There are moments as a foreigner when you’re met with the blank stare. I’m all too familiar with that look (like yesterday when I visited the local garden center looking for steel edging to border my garden beds). It’s a look that says that whatever you’ve just attempted to communicate is so incomprehensible, that you must be an alien. I’m sorry to say that this time around, that stare came from me. A feather? I thought I had misunderstood the French. “What do you mean a feather?” I said. The blank stare was mirrored back to me. “You didn’t learn to write with a feather?” she asked. My mind raced back to Septembers past and the smell of freshly sharpened #2 lead pencils, then kept rewinding all of the way back to our founding fathers and images of the signing the Declaration of Independence and Thomas Jefferson holding a feather pen. I was trying to make sense of it all since Catherine is my age and we’re not THAT old!
“Oh, I understand,” I said “a fountain pen?” But no, not a pen, not a pen tip, it was a feather… or more accurately a quill. She explained to me that their desks had ink wells on each corner (we see these slant topped desks at the brocantes), one for the black ink and one for the lavender. She preferred the lavender (and still does). A certain level of proficiency was required before graduating from feather to fountain pen.
Catherine said she thought that it was a better way to learn because it demanded focus and concentration before committing feather to paper. Nowadays, she felt, students can too easily erase their answers and start over. Absolutley erase, I thought to myself. Mistakes are a natural part of learning and the sooner we figure out a better solution, change it and move on, the better.

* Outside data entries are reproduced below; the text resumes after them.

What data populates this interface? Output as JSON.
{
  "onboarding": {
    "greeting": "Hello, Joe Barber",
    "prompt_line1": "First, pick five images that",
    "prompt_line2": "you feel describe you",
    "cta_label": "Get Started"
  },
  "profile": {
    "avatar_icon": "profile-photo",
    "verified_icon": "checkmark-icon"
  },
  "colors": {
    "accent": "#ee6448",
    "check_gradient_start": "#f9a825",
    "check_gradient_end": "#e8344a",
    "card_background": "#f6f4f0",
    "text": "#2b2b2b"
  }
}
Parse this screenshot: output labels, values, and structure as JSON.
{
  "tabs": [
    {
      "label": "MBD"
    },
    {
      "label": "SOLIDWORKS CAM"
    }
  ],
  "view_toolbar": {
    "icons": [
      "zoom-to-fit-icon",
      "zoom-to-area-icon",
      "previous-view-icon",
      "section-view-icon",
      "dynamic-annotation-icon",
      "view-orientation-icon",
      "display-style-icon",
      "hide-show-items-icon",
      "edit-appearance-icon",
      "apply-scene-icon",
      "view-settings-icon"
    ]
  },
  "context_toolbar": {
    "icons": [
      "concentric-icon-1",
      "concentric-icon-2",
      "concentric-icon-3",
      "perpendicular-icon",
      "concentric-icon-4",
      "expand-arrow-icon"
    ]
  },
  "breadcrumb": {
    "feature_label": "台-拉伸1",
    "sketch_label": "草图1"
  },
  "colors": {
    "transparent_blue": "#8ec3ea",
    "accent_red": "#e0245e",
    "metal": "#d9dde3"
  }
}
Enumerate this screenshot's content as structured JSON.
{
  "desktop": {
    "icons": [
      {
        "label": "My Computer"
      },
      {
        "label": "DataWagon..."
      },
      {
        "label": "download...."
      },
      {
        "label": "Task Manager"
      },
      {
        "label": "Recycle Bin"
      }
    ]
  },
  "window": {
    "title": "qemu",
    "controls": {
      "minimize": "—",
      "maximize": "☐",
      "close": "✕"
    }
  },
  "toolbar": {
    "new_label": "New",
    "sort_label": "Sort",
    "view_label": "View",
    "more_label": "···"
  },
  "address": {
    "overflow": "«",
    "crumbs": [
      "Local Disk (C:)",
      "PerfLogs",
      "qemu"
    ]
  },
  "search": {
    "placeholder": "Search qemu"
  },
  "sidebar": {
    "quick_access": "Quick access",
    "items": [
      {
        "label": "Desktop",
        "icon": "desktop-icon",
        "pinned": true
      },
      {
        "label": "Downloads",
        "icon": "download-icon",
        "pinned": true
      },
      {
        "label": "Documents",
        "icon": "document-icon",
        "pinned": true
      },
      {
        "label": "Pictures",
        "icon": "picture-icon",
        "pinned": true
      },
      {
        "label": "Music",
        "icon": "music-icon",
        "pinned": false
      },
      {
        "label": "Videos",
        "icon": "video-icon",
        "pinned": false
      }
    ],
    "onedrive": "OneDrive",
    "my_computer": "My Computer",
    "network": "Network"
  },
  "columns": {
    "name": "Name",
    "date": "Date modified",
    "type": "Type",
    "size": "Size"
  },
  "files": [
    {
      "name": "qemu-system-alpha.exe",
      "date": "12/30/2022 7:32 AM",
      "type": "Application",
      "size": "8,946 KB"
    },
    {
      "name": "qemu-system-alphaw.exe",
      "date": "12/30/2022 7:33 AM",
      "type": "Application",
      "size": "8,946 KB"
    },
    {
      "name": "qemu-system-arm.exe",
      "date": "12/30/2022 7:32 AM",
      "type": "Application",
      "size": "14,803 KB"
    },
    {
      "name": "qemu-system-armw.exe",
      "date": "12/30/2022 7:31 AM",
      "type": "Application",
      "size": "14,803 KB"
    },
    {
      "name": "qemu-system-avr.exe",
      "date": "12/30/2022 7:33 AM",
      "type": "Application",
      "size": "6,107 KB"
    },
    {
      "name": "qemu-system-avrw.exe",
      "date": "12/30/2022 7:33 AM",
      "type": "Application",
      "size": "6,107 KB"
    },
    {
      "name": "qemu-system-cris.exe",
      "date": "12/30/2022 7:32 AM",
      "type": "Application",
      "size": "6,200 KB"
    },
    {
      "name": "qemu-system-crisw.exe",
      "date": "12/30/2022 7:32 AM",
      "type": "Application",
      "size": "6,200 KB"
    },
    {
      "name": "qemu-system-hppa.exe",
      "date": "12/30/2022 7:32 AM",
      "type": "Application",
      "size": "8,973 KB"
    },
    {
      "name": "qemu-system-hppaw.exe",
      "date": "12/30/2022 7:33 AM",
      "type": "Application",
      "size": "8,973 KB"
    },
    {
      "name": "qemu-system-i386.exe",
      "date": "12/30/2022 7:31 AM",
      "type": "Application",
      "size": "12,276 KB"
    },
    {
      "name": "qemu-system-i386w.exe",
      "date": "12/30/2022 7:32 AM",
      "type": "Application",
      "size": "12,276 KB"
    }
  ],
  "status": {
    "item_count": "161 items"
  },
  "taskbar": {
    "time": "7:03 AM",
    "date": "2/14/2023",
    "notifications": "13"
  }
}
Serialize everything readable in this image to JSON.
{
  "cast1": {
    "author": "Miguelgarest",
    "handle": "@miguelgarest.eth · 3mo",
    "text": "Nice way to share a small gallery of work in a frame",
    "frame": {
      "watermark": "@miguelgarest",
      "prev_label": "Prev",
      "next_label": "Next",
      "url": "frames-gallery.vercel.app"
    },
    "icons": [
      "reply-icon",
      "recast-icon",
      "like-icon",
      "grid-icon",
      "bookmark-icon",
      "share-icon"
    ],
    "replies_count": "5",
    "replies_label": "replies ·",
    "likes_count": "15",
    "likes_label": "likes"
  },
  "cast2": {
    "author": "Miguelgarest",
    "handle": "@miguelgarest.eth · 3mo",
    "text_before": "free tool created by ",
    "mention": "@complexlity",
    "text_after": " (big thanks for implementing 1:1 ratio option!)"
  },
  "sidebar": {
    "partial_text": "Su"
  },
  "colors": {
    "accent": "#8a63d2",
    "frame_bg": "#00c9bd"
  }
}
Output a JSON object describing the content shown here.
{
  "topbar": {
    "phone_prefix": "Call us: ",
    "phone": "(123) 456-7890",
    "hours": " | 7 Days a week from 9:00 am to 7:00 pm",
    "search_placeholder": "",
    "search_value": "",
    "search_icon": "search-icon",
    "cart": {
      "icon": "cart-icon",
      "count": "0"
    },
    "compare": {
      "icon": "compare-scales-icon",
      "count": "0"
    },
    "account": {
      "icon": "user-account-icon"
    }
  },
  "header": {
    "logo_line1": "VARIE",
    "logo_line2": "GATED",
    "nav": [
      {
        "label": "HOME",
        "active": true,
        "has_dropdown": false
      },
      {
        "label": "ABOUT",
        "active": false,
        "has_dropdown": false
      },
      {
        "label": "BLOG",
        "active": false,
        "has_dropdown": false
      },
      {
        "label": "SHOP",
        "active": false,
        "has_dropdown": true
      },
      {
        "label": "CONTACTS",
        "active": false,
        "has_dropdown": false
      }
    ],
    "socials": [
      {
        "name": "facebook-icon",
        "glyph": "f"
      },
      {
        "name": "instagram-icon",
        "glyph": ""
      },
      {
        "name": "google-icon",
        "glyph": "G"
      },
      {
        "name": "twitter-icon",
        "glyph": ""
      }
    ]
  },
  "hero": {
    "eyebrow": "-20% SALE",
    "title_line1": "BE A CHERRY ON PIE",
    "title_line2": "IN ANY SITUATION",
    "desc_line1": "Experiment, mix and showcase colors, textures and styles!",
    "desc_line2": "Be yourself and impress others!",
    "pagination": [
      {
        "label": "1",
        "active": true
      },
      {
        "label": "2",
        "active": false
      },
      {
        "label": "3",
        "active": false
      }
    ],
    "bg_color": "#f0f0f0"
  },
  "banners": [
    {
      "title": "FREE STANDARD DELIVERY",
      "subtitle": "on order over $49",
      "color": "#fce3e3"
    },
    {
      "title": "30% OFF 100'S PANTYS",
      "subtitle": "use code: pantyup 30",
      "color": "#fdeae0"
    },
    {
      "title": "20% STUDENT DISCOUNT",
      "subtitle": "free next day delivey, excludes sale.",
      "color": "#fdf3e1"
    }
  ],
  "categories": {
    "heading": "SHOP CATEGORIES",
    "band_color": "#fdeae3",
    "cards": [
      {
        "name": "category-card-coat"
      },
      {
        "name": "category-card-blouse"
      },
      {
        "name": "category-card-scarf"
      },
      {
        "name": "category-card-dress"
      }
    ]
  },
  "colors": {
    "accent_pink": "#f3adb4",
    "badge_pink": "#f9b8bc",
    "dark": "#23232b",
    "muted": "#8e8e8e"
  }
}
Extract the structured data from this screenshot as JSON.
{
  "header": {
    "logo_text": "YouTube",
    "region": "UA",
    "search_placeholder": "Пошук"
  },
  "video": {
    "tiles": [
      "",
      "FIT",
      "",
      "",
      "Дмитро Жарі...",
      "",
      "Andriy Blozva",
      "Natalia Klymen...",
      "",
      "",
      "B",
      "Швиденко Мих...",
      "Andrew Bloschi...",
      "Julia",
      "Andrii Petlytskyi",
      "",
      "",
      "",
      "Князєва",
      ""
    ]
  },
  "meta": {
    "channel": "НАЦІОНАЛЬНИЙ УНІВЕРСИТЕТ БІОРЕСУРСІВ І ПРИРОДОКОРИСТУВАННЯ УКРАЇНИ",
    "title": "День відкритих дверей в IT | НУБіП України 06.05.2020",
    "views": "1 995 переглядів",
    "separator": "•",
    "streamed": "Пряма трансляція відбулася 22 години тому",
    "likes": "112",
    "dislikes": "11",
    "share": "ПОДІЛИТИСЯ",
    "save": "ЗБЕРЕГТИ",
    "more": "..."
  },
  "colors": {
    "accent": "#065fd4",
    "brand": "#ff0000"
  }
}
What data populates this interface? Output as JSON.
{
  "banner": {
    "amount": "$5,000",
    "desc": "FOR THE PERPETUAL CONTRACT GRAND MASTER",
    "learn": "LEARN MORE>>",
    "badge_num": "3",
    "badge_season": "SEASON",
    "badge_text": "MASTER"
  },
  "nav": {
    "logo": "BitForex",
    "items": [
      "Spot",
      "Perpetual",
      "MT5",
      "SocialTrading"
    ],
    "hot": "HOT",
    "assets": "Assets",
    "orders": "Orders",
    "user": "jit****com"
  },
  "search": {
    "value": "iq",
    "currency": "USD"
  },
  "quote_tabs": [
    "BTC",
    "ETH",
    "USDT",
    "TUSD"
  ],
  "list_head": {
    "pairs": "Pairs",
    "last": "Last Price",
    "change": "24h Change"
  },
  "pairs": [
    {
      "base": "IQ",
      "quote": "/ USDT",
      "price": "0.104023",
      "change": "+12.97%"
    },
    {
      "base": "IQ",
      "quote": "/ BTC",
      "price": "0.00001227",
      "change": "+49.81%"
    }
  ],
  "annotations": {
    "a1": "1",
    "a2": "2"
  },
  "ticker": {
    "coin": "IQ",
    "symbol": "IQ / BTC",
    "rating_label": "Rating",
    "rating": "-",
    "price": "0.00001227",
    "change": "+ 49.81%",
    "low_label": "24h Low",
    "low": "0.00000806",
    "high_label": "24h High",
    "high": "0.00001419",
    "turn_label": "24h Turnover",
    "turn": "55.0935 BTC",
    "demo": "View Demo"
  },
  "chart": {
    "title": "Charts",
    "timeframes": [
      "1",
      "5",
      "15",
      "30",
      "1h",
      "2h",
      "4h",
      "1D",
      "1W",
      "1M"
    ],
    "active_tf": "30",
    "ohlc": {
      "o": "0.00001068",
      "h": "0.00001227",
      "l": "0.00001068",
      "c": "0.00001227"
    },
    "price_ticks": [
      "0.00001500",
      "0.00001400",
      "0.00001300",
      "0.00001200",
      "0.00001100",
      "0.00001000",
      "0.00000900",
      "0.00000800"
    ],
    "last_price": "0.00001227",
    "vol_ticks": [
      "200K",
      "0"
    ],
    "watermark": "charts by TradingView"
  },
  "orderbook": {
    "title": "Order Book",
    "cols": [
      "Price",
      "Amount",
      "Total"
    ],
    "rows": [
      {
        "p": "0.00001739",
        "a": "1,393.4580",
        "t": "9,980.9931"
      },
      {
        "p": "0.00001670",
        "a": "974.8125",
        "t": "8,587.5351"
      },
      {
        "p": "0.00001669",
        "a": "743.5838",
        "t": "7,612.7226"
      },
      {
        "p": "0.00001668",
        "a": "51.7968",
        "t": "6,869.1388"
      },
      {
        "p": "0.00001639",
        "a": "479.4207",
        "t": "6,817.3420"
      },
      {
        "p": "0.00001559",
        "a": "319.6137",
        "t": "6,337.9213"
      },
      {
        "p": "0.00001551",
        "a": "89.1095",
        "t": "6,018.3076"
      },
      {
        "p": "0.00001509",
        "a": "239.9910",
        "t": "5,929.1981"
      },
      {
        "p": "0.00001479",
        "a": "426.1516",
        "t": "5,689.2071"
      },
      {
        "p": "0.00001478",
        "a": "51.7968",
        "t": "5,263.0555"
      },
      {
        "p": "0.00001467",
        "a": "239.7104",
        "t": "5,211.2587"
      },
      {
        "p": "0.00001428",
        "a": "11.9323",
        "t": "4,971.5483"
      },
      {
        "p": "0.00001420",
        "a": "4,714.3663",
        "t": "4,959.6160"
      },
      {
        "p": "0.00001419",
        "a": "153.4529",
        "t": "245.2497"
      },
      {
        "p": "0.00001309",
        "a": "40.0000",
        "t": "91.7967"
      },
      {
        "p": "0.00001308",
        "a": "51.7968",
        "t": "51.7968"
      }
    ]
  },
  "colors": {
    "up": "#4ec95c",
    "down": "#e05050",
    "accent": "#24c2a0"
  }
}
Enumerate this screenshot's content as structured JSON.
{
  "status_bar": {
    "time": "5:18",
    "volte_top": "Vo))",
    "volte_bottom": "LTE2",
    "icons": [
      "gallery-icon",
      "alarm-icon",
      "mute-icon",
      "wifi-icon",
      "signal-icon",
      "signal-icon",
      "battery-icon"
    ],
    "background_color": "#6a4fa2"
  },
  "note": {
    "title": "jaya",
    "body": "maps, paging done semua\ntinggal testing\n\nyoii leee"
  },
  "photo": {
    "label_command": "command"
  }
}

We had stumbled on an interesting cultural difference and we talked more about it. It seems the French system favors a stricter approach with a harder line being drawn when a mistake is made. My cultural upbringing embraces a try and try again philosophy. The effort being encouraged and rewarded along with the accomplishment.
Exploring and understanding our cultural programming and motivators is one of the most fascinating things about living in a foreign country. However, foreign can also refer to a group of un-like minded individuals within our own cultures. I think we build better communities and a better world when we engage in a dialogue about our differences and then allow room for them to coexist.
As for me, I think I’ll stick with my trusty #2 and it’s worn down eraser, but I plan to honor my friend and her feather pen by placing a rose filled-lavender stained inkwell next to the dinner plates on our summer table because, let’s face it, a pencil would never have the same effect.